Experimental investigation of the seismic performance of corroded reinforced concrete coupling beams

Abstract

In this study, a seismic performance assessment of six reinforced concrete (RC) coupling beam specimens with accelerated corrosion is conducted by combining accelerated corrosion methods with quasistatic loading tests. A detailed comparison of the corrosion damage, failure modes, and mechanical performance differences of the coupling beam specimens under different corrosion levels is presented. The degradation patterns of the coupling beam seismic performance are revealed through analyses of the hysteresis behavior, stiffness degradation, energy dissipation capacity, and proportions of bending, shear, and slip deformations in relation to the corrosion level. The experimental results indicate that with increasing corrosion level, the load-carrying, deformation, and energy dissipation capacities of the coupling beams continuously decrease.
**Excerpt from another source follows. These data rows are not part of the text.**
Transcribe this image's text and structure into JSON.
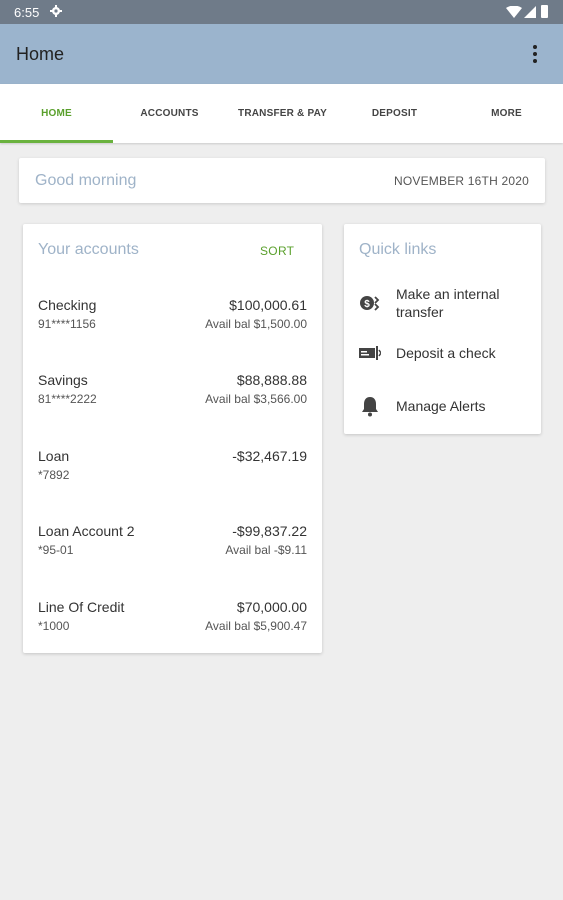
{
  "status_bar": {
    "time": "6:55"
  },
  "app_bar": {
    "title": "Home"
  },
  "tabs": [
    {
      "label": "HOME",
      "active": true
    },
    {
      "label": "ACCOUNTS",
      "active": false
    },
    {
      "label": "TRANSFER & PAY",
      "active": false
    },
    {
      "label": "DEPOSIT",
      "active": false
    },
    {
      "label": "MORE",
      "active": false
    }
  ],
  "greeting": {
    "text": "Good morning",
    "date": "NOVEMBER 16TH 2020"
  },
  "accounts": {
    "title": "Your accounts",
    "sort_label": "SORT",
    "items": [
      {
        "name": "Checking",
        "number": "91****1156",
        "balance": "$100,000.61",
        "available": "Avail bal $1,500.00"
      },
      {
        "name": "Savings",
        "number": "81****2222",
        "balance": "$88,888.88",
        "available": "Avail bal $3,566.00"
      },
      {
        "name": "Loan",
        "number": "*7892",
        "balance": "-$32,467.19",
        "available": ""
      },
      {
        "name": "Loan Account 2",
        "number": "*95-01",
        "balance": "-$99,837.22",
        "available": "Avail bal -$9.11"
      },
      {
        "name": "Line Of Credit",
        "number": "*1000",
        "balance": "$70,000.00",
        "available": "Avail bal $5,900.47"
      }
    ]
  },
  "quick_links": {
    "title": "Quick links",
    "items": [
      {
        "label": "Make an internal transfer",
        "icon": "transfer-icon"
      },
      {
        "label": "Deposit a check",
        "icon": "check-deposit-icon"
      },
      {
        "label": "Manage Alerts",
        "icon": "bell-icon"
      }
    ]
  },
  "colors": {
    "app_bar": "#9bb4cd",
    "status_bar": "#6f7b89",
    "accent_green": "#5aa02c",
    "muted_blue": "#9fb3c8"
  }
}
The cracking pattern of corrosion-induced cracks is influenced by the reinforcement arrangement, with diagonal reinforcement causing cracks to propagate diagonally. The nonuniform distribution of corrosion leads to asymmetric loading in coupling beam specimens with higher corrosion ratios, significantly weakening the load-carrying and energy dissipation capacities and making the specimens more prone to sudden brittle shear failure without warning. Corrosion-induced damage degrades the shear capacity of the coupling beams, increasing the proportion of shear deformation.